やがて、40万のヘブライ人を“約束の地”へと導くため、モーゼはエジプトに戻る。ファラオになっていたラムセスにヘブライ人の退去を願うも拒否される。すると、エジプトにとって災いとなる「十の奇跡」が起こり、ラムセスはヘブライ人の退去を認めざるを得なくなるのであった。
モーゼたちはエジプトを脱出するが、ラムセス率いるエジプト軍の襲撃を受け、紅海に追い詰められてしまう。誰もが絶体絶命だと覚悟するが……。

エジプトにおける十の災いとは…
 1 水を血に変える(7:14-25)
 2 蛙を放つ(8:1-15)
 3 ぶよを放つ(8:16-19)
 4 虻を放つ(8:20-32)
 5 疫病を流行らせる(9:1-7)
 6 腫れ物を生じさせる(9:8-12)
 7 雹を降らせる(9:13-35)
 8 蝗を放つ(10:1-20)
 9 暗闇でエジプトを覆う(10:21-29)
 10 長子を皆殺しする(11章、12:29-33)

「ノア 約束の舟」と同じように、本作でのモーゼも、神に対する不信感、不安感いっぱいの泥臭い人間らしい人物像でした。現代的にリアルに描くとこうなるのでしょうね。最後まで、苦悩する主人公。
あとはやっぱりみんなが期待する海が割れるシーンですよね。本作では実は割れてません。横からゴゴゴと迫り来る海の図は、CG感がまるわかりでちょっと萎えるシーンでした。
そして十戒を作り上げている間に行われている偶像崇拝の様子も、チラリと映すだけで、それに対しての神の怒りなんかは一切描かれてませんでした、あくまで「人間」モーゼを通しての神なんですよね。
正直に言いますと、「なるほど、こりゃ興行悪いわけだ!」とエンドロールをみて思ったのです。
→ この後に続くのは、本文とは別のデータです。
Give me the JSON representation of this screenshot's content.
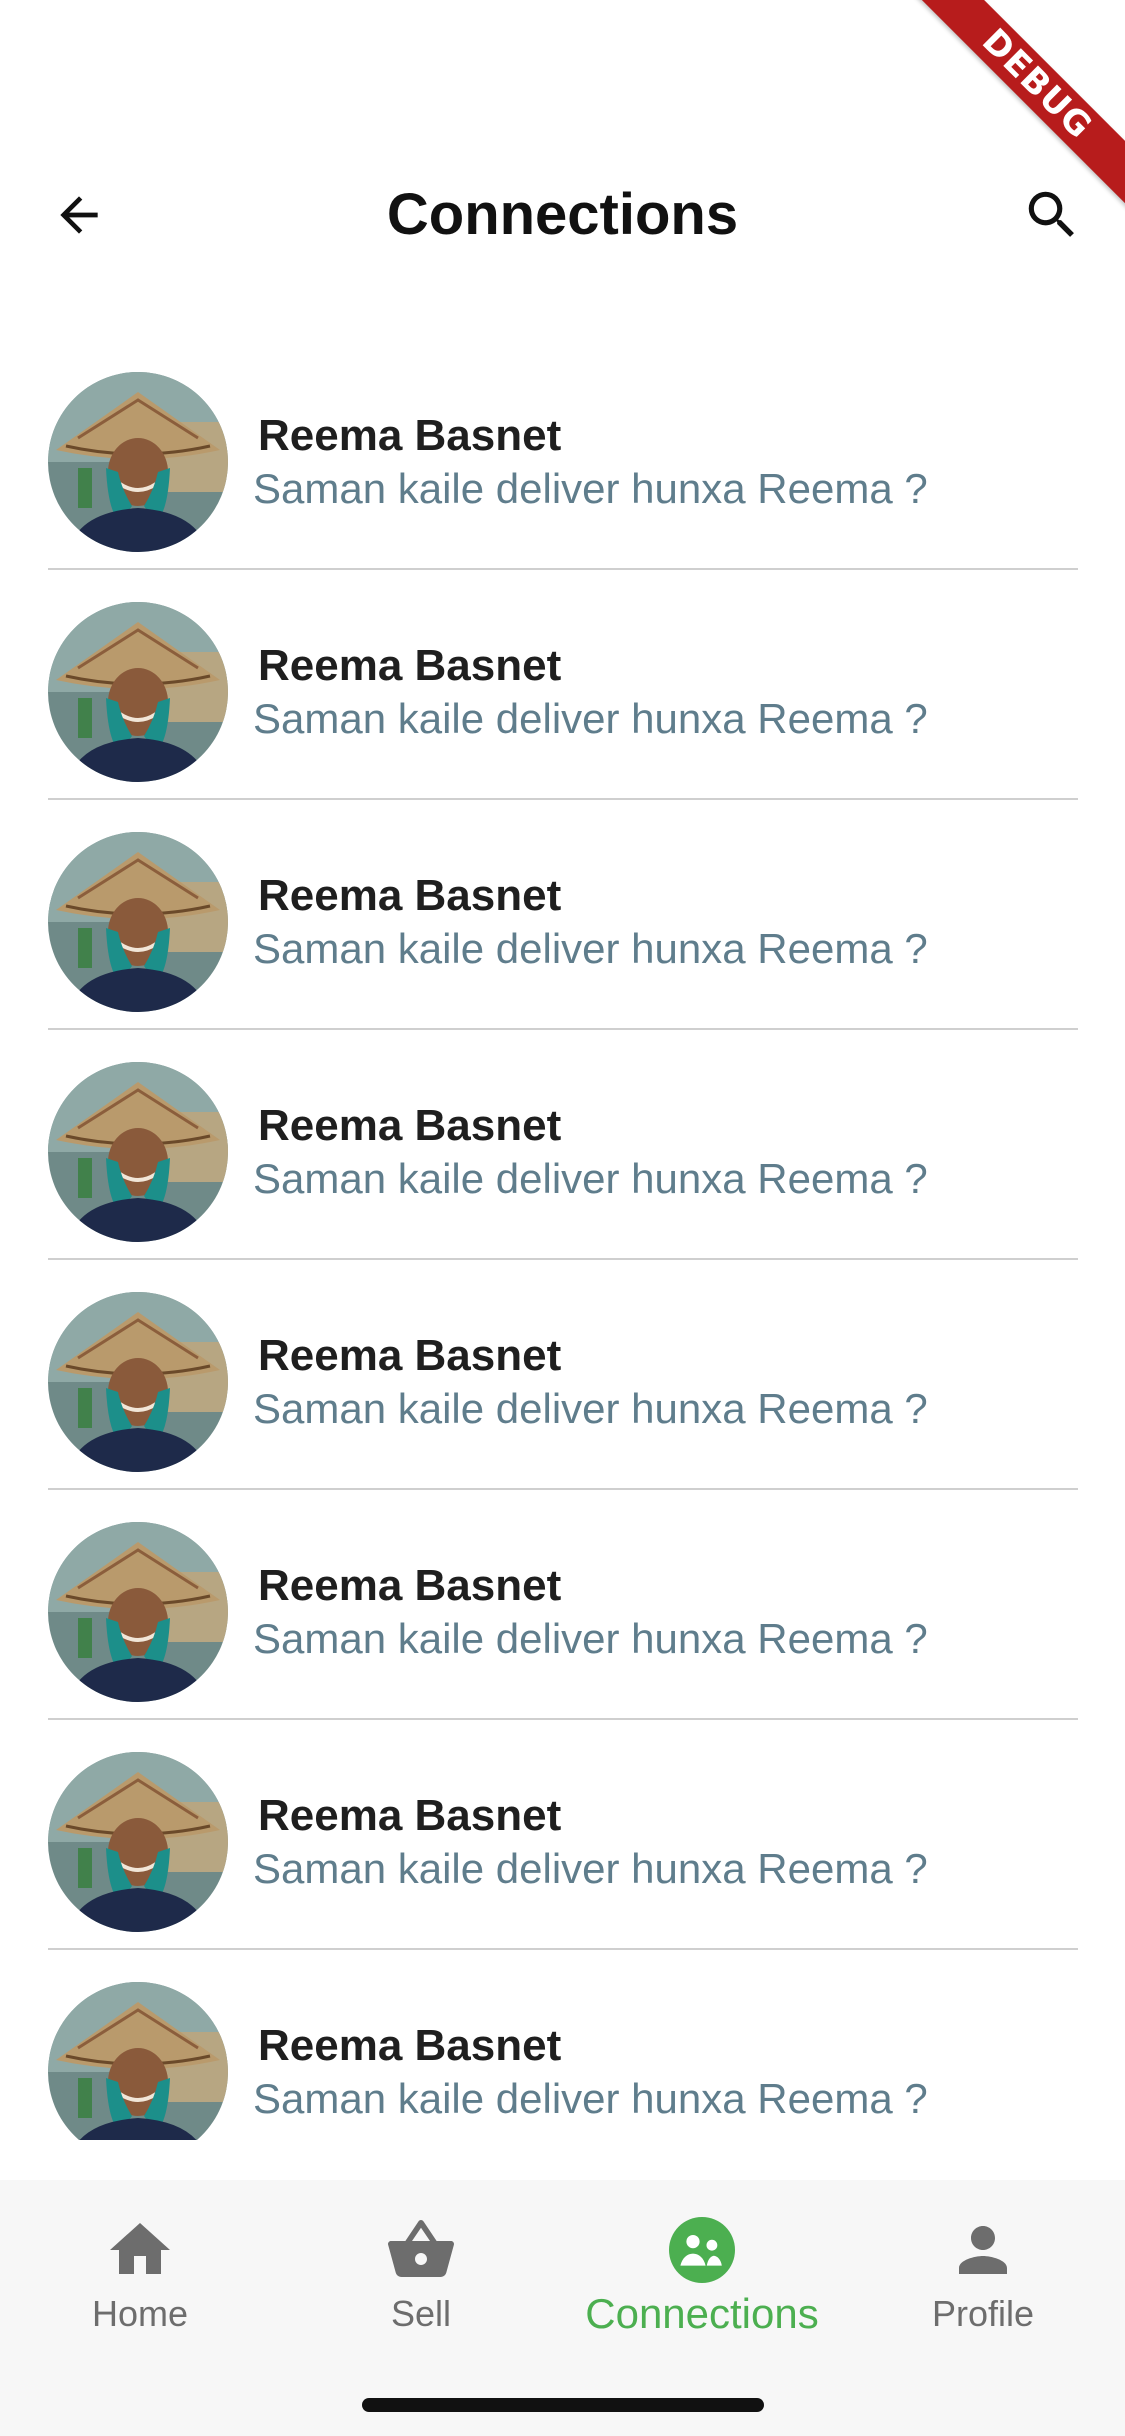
{
  "debug_banner": "DEBUG",
  "header": {
    "title": "Connections",
    "back_icon": "arrow-back-icon",
    "search_icon": "search-icon"
  },
  "connections": [
    {
      "name": "Reema Basnet",
      "message": "Saman kaile deliver hunxa Reema ?"
    },
    {
      "name": "Reema Basnet",
      "message": "Saman kaile deliver hunxa Reema ?"
    },
    {
      "name": "Reema Basnet",
      "message": "Saman kaile deliver hunxa Reema ?"
    },
    {
      "name": "Reema Basnet",
      "message": "Saman kaile deliver hunxa Reema ?"
    },
    {
      "name": "Reema Basnet",
      "message": "Saman kaile deliver hunxa Reema ?"
    },
    {
      "name": "Reema Basnet",
      "message": "Saman kaile deliver hunxa Reema ?"
    },
    {
      "name": "Reema Basnet",
      "message": "Saman kaile deliver hunxa Reema ?"
    },
    {
      "name": "Reema Basnet",
      "message": "Saman kaile deliver hunxa Reema ?"
    }
  ],
  "bottom_nav": {
    "items": [
      {
        "label": "Home",
        "icon": "home-icon",
        "active": false
      },
      {
        "label": "Sell",
        "icon": "basket-icon",
        "active": false
      },
      {
        "label": "Connections",
        "icon": "connections-icon",
        "active": true
      },
      {
        "label": "Profile",
        "icon": "person-icon",
        "active": false
      }
    ]
  },
  "colors": {
    "accent": "#4caf50",
    "message_text": "#5f7d8c",
    "debug_ribbon": "#b71c1c",
    "nav_inactive": "#6d6d6d"
  }
}
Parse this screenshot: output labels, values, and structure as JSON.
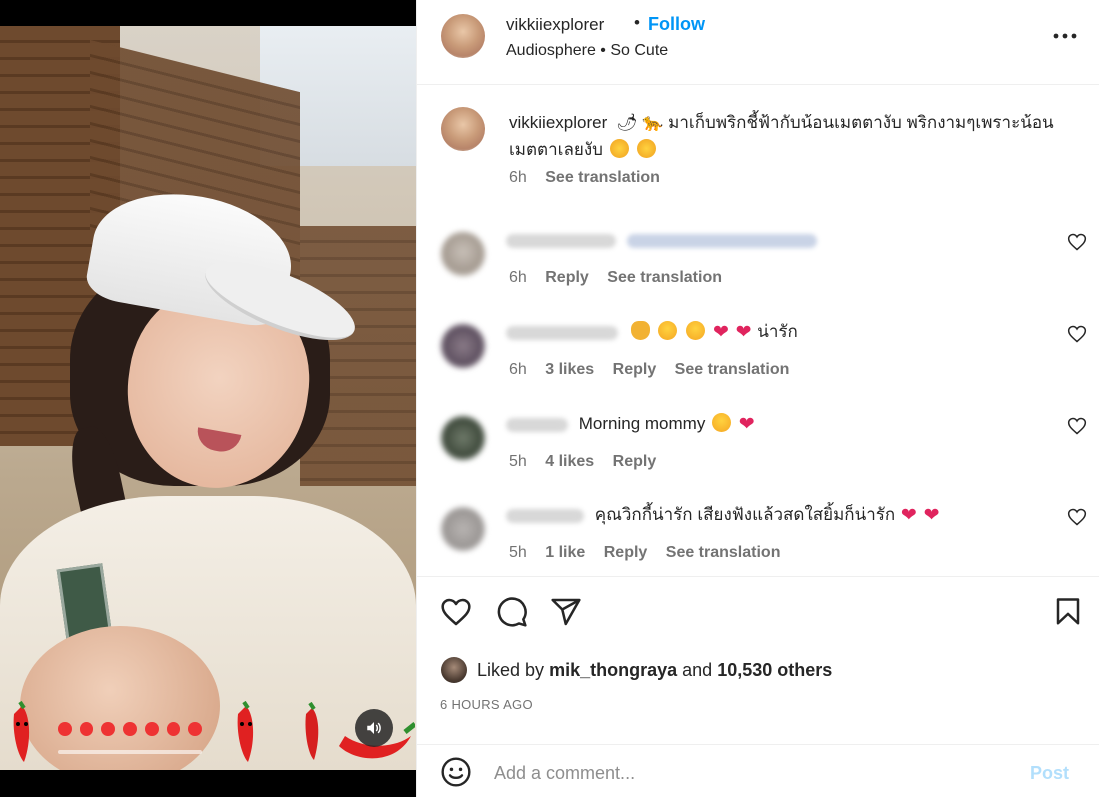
{
  "post": {
    "username": "vikkiiexplorer",
    "follow_label": "Follow",
    "audio": "Audiosphere",
    "audio_track": "So Cute",
    "caption_username": "vikkiiexplorer",
    "caption_text": "🌶 🐆 มาเก็บพริกชี้ฟ้ากับน้อนเมตตางับ พริกงามๆเพราะน้อนเมตตาเลยงับ",
    "caption_time": "6h",
    "caption_translate": "See translation"
  },
  "comments": [
    {
      "text": "",
      "time": "6h",
      "likes": "",
      "reply": "Reply",
      "translate": "See translation"
    },
    {
      "text": "น่ารัก",
      "time": "6h",
      "likes": "3 likes",
      "reply": "Reply",
      "translate": "See translation"
    },
    {
      "text": "Morning mommy",
      "time": "5h",
      "likes": "4 likes",
      "reply": "Reply",
      "translate": ""
    },
    {
      "text": "คุณวิกกี้น่ารัก เสียงฟังแล้วสดใสยิ้มก็น่ารัก",
      "time": "5h",
      "likes": "1 like",
      "reply": "Reply",
      "translate": "See translation"
    }
  ],
  "likes": {
    "prefix": "Liked by",
    "user": "mik_thongraya",
    "and": "and",
    "others": "10,530 others"
  },
  "timestamp": "6 HOURS AGO",
  "add_comment": {
    "placeholder": "Add a comment...",
    "post_label": "Post"
  },
  "icons": [
    "heart-icon",
    "comment-icon",
    "share-icon",
    "bookmark-icon",
    "more-icon",
    "speaker-icon",
    "emoji-icon"
  ],
  "colors": {
    "accent": "#0095f6",
    "post_disabled": "#b2dffc",
    "muted": "#737373",
    "heart": "#e0245e"
  }
}
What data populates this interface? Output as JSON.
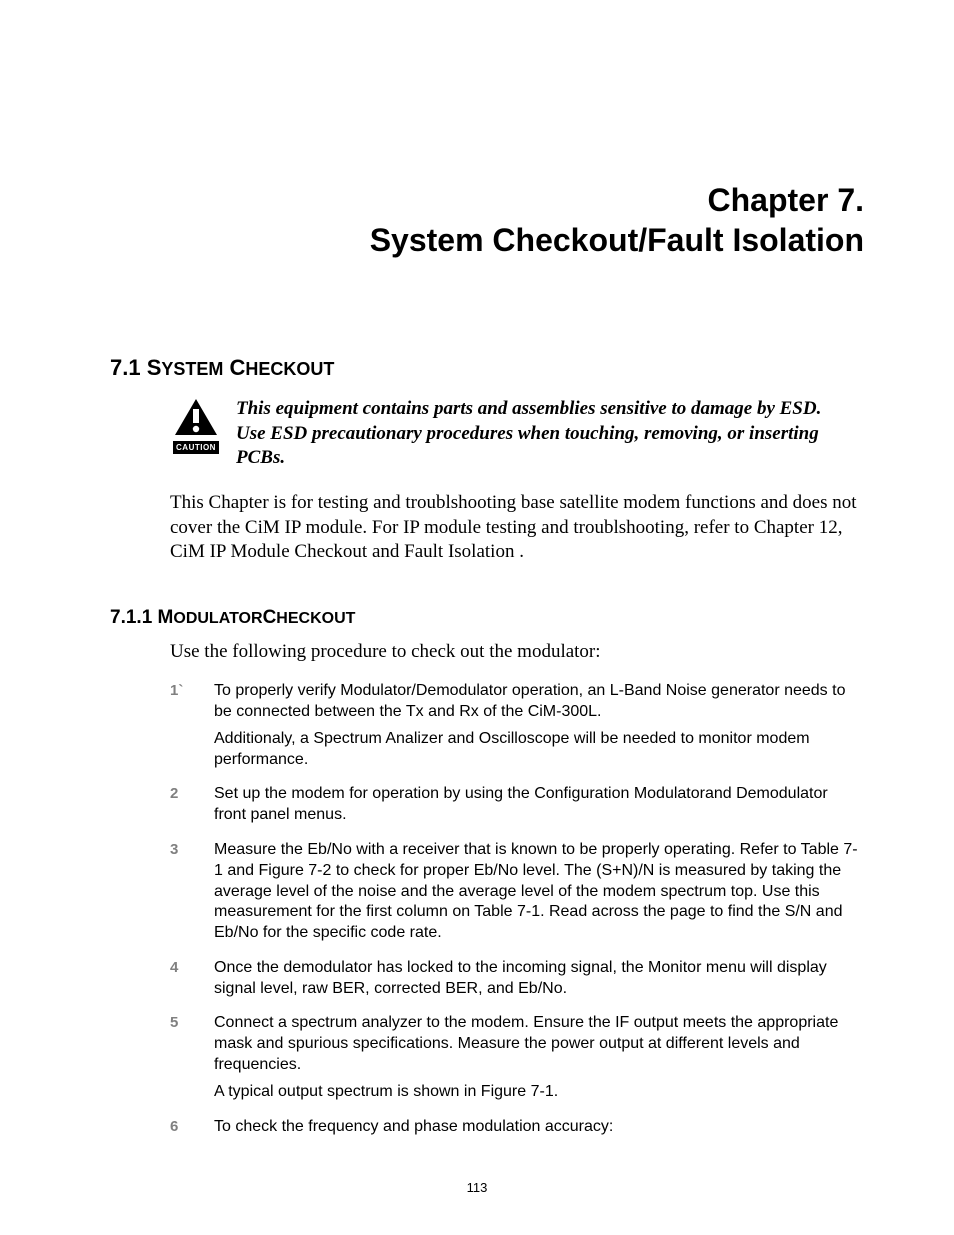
{
  "chapter": {
    "line1": "Chapter 7.",
    "line2": "System Checkout/Fault Isolation"
  },
  "section": {
    "number": "7.1",
    "title_prefix": "S",
    "title_small1": "YSTEM",
    "title_sep": " C",
    "title_small2": "HECKOUT"
  },
  "caution": {
    "label": "CAUTION",
    "text": "This equipment contains parts and assemblies sensitive to damage by ESD. Use ESD precautionary procedures when touching, removing, or inserting PCBs."
  },
  "intro": "This Chapter is for testing and troublshooting base satellite modem functions and does not cover the CiM IP module. For IP module testing and troublshooting, refer to Chapter 12, CiM IP Module Checkout and Fault Isolation .",
  "subsection": {
    "number": "7.1.1",
    "title_prefix": "M",
    "title_small1": "ODULATOR",
    "title_midcap": "C",
    "title_small2": "HECKOUT"
  },
  "procedure_intro": "Use the following procedure to check out the modulator:",
  "steps": [
    {
      "num": "1`",
      "paras": [
        "To properly verify Modulator/Demodulator operation, an L-Band Noise generator needs to be connected between the Tx and Rx of the CiM-300L.",
        "Additionaly, a Spectrum Analizer and Oscilloscope will be needed to monitor modem performance."
      ]
    },
    {
      "num": "2",
      "paras": [
        "Set up the modem for operation by using the Configuration Modulatorand Demodulator front panel menus."
      ]
    },
    {
      "num": "3",
      "paras": [
        "Measure the Eb/No with a receiver that is known to be properly operating. Refer to Table 7-1 and Figure 7-2 to check for proper Eb/No level. The (S+N)/N is measured by taking the average level of the noise and the average level of the modem spectrum top. Use this measurement for the first column on Table 7-1. Read across the page to find the S/N and Eb/No for the specific code rate."
      ]
    },
    {
      "num": "4",
      "paras": [
        "Once the demodulator has locked to the incoming signal, the Monitor menu will display signal level, raw BER, corrected BER, and Eb/No."
      ]
    },
    {
      "num": "5",
      "paras": [
        "Connect a spectrum analyzer to the modem. Ensure the IF output meets the appropriate mask and spurious specifications. Measure the power output at different levels and frequencies.",
        "A typical output spectrum is shown in Figure 7-1."
      ]
    },
    {
      "num": "6",
      "paras": [
        "To check the frequency and phase modulation accuracy:"
      ]
    }
  ],
  "page_number": "113"
}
物凄く人を選ぶ映画だなあと。公開日の夜観にいった私ですが、私を含めた4組しか劇場に人がいませんでしたし…、なんせやっぱり端折りと説明不足が気になっちゃうんですよね。こりゃ知らない人はわかんないわーと思う部分が結構あって。
ただ私個人としては、古代エジプトとか大好きなので、それだけでワクドキが止まらないわーというのもあり(笑)
旧約聖書自体は、出エジプト記だけでなく他にも壮大な面白物語がモリモリなので、おススメです。